Brendan leaned back to stick his hand into his chalk bag, looking down for the next foothold on the wall, and then burst into laughter. The most obvious spot to move next had an arrow painted toward it and a sign saying, “Not a hold.” It was, in fact, a fire alarm.
We were bouldering at Thrillseekers, a rock gym on South Broadway in Denver, and it’s certainly no gleaming, stylish new athletic center. It’s a dimly lit converted theater, with a floor of loose recycled rubber chunks, the padding feeling quite thin in spots. The short walls are nearly texture-less, which makes smearing extra spicy. The holds look like they haven’t been cleaned or moved for years, so it’s a little like climbing at that super popular crag where the holds are so buffed and greased that all the route grades feel sandbagged. It’s dingy. Scrappy. Why do we like places like this?
I think it’s because I fantasize about being the underdog. Don’t we all love watching Rocky running through the rough part of town and doing pullups at the playground? Or pulling a sled through the snow and chopping wood while Soviet golden boy Ivan Drago is in a high-tech gym? I think lots of us like to imagine we’re tough enough that we don’t need all that fancy training equipment. Give us a pull-up bar, a set of stairs, a giant log to do squats with, and we’ll kick their fancy-gym asses any day.
Maybe it started for me as a teenage track and cross country runner. Our small high school didn’t have much money, so the track out back was still the same dirt oval—400 yards instead of meters—that it was when my dad was a student there. Prone to mud puddles, ruts and giant dust clouds, it made us work just a little harder for each lap. I’m sure we griped about it during windy, cold early-season practices, when it seemed to make training even more miserable. But we also thought maybe it was making us a little tougher. And when it came to lining up at the starting line of a big race on a fancy, cushy track, those days on the rough, extra long dirt track felt like a secret weapon in our pocket.
After college, my intro to indoor bouldering came in the dodgy old “rock cave” at McMurdo Station, Antarctica. One of my coworkers on station led me out of the face-searing cold, up the tight wooden staircase to the second floor of the oldest Quonset hut on station. Tucked away upstairs from an old-school weight room was a small, dusty room lined with plywood and covered in plastic holds. Janky, stained twin mattresses were stacked on the floor. Immediately, I was hooked. The cave became a haven—a place to unwind after a long day of work. It was a sad feeling when you got too pumped to keep climbing, because it was such a gross place to sit and chill, you felt strange hanging out there if you weren’t climbing.
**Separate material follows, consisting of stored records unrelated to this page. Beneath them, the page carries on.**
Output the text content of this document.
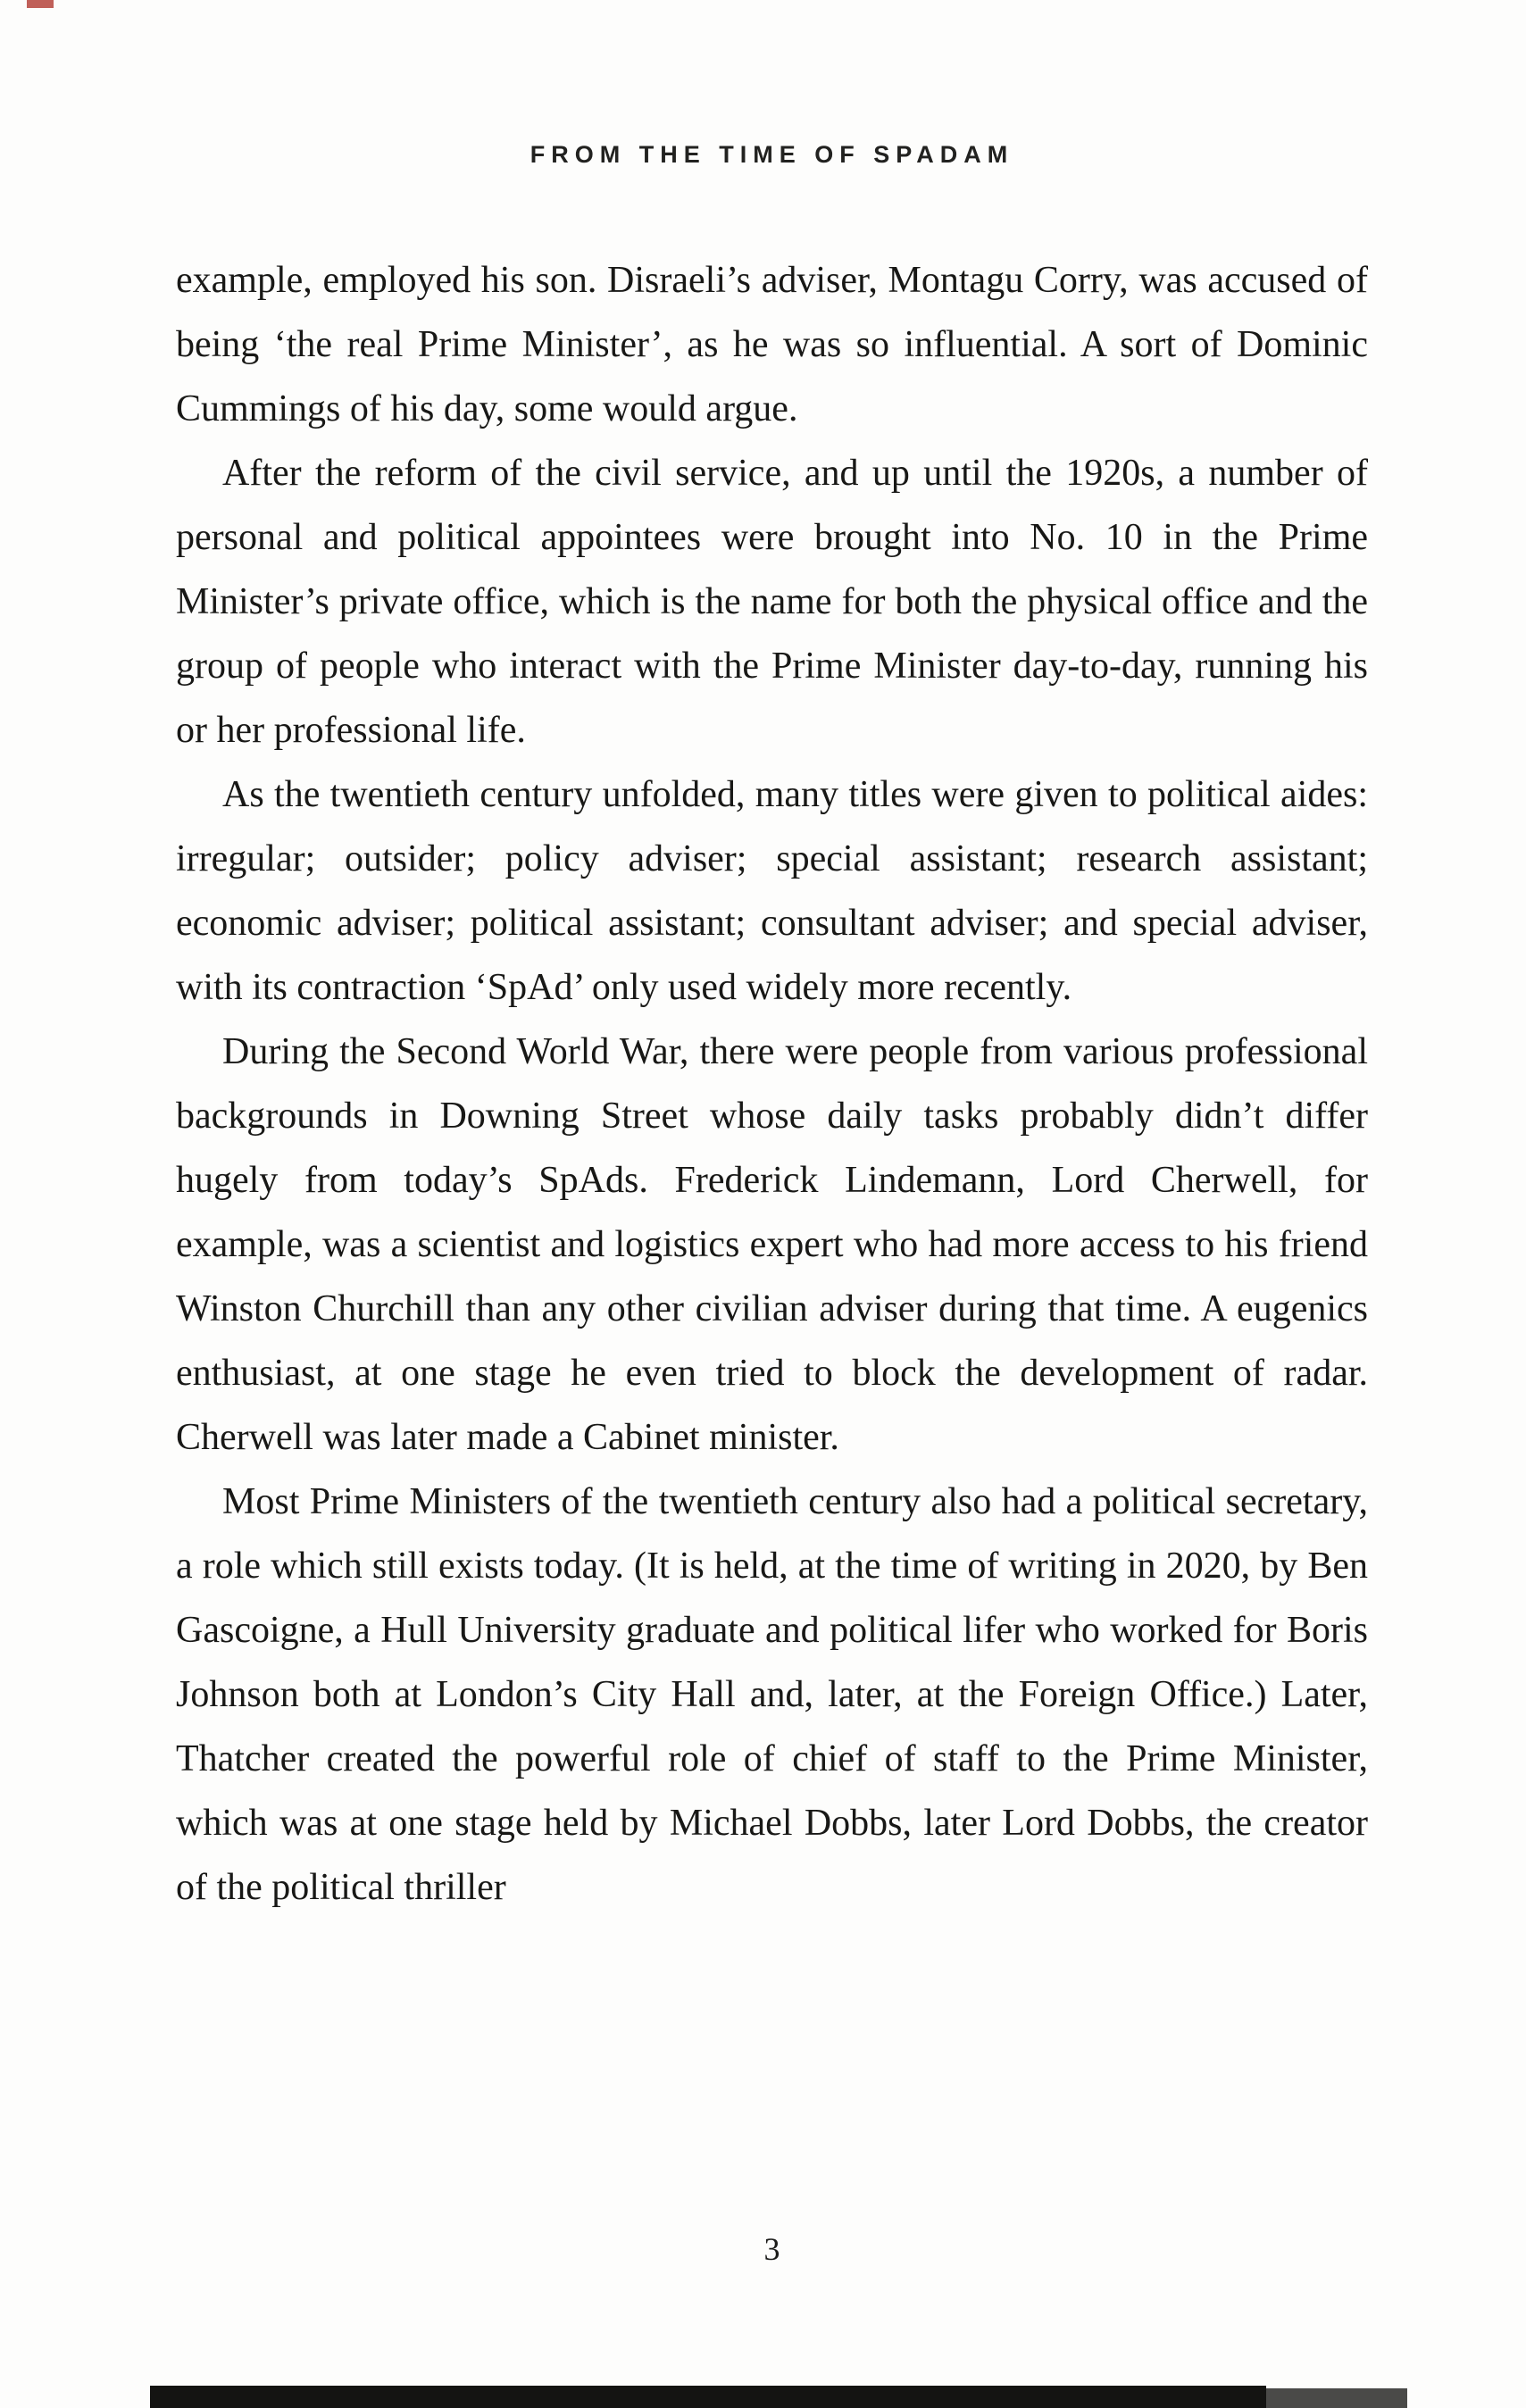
FROM THE TIME OF SPADAM

example, employed his son. Disraeli’s adviser, Montagu Corry, was accused of being ‘the real Prime Minister’, as he was so influential. A sort of Dominic Cummings of his day, some would argue.

After the reform of the civil service, and up until the 1920s, a number of personal and political appointees were brought into No. 10 in the Prime Minister’s private office, which is the name for both the physical office and the group of people who interact with the Prime Minister day-to-day, running his or her professional life.

As the twentieth century unfolded, many titles were given to political aides: irregular; outsider; policy adviser; special assistant; research assistant; economic adviser; political assistant; consultant adviser; and special adviser, with its contraction ‘SpAd’ only used widely more recently.

During the Second World War, there were people from various professional backgrounds in Downing Street whose daily tasks probably didn’t differ hugely from today’s SpAds. Frederick Lindemann, Lord Cherwell, for example, was a scientist and logistics expert who had more access to his friend Winston Churchill than any other civilian adviser during that time. A eugenics enthusiast, at one stage he even tried to block the development of radar. Cherwell was later made a Cabinet minister.

Most Prime Ministers of the twentieth century also had a political secretary, a role which still exists today. (It is held, at the time of writing in 2020, by Ben Gascoigne, a Hull University graduate and political lifer who worked for Boris Johnson both at London’s City Hall and, later, at the Foreign Office.) Later, Thatcher created the powerful role of chief of staff to the Prime Minister, which was at one stage held by Michael Dobbs, later Lord Dobbs, the creator of the political thriller

3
I think sometimes we would hold on just a little longer on a problem just because we didn’t want to fall into the gross mattresses.
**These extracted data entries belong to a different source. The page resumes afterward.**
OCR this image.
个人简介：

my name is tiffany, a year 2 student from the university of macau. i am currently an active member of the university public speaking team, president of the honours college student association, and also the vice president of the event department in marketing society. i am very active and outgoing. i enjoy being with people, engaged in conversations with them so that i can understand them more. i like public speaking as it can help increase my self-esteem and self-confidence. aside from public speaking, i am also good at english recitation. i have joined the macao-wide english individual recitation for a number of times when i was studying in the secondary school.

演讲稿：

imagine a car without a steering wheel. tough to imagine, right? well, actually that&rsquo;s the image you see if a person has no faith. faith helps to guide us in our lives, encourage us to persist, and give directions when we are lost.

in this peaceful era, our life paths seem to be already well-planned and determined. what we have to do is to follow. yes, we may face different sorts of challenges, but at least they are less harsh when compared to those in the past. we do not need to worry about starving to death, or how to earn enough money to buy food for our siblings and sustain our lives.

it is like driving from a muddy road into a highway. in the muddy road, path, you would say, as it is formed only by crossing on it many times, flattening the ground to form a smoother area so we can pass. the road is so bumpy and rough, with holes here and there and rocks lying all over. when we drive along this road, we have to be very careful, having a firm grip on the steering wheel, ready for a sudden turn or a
I recently got to climb with some friends at the glamorous brand-new Earth Treks in Golden, Colo. The walls and roofs are architectural works of art, and the restrooms look like something out of a fancy spa—foot baths included. All sorts of climbing-specific training machines fill the weight room and hip new music pumps through the speakers. It all made me feel like a cool kid for a minute. It was awesome. But something inside me missed the character, the scrappy underdog feeling of the dodgy old gyms —the feeling that when you walk in, you just might see Rocky Balboa doing pullups with Mickey yelling at him.